CREATE TABLE chartest(a char(1));
INSERT INTO chartest VALUES ('à')..('ÿ') # russion alphabet ...
ALTER TABLE chartest CHARACTER SET cp1251;
SELECT * FROM chartest;
# select returns set of "?".

In MYD file _all_ records replaced by "?" (char code 0x3F). 
May be it's not a bug, but this behavior looks like not normal.

I don't test case when ALTER runs before INSERT, because i already have data in tables and I want to change table charset. I looked for information in doc's but there are no solution suggested ...

How to repeat:
[23 Mar 2004 4:08] Alexander Keremidarski
This is in fact expected behaviour, but unfortunately not well decumented. Therefore I am changing the Category and assigning it to Docs team.

The root of the problem is:

mysql> SET NAMES latin1;
Query OK, 0 rows affected (0.00 sec)

mysql> SELECT CONVERT('абв' USING cp1251); -- 'абв' in bulgarian alphabet 
+---------------------------+
| CONVERT('а' USING cp1251) |
+---------------------------+
| ???                       |
+---------------------------+

This is because character set conversion between latin1 and cp1251 is impossible.

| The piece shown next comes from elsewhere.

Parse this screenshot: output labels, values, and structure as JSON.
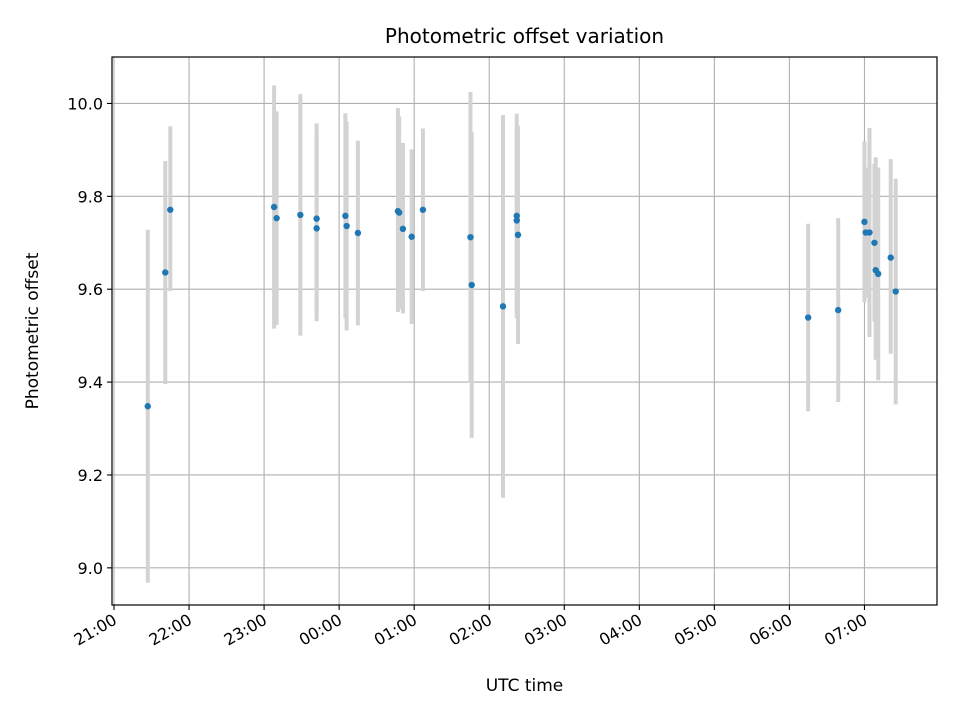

The workaround is to convert to BINARY first which in 4.1 means "No character set" and strings are treate as sequence of bytes. Then convert from BINARY to cp1251

mysql> SELECT CONVERT('абв' USING BINARY); -- result is without charset 
+-----------------------------+
| CONVERT('абв' USING BINARY) |
+-----------------------------+
| абв                         |
+-----------------------------+
1 row in set (0.00 sec)
 
mysql> SELECT CONVERT(CONVERT('абв' USING BINARY) USING cp1251);
+---------------------------------------------------+
| CONVERT(CONVERT('абв' USING BINARY) USING cp1251) |
+---------------------------------------------------+
| абв                                               |
+---------------------------------------------------+
[23 Mar 2004 4:21] Andrey
Ok. I've got your idea. 

As I can see, data in my databases stored in cp1251 (inspite of server charset is latin1). And this work very well except ORDER BY'ing and LIKE'ing.
Can I change _table_ charset into BINARY and then into CP1251? I think in this case data should be unchanged. 
Or may be there are some way to just change table charset only in header, without data converting?
[1 Apr 2004 17:47] Paul DuBois
Thank you for your bug report. This issue has been addressed in the
documentation. The updated documentation will appear on our website
shortly, and will be included in the next release of the relevant
product(s).

Additional info:

Conversion procedure now is documented at:

http://www.mysql.com/doc/en/Charset-convert.html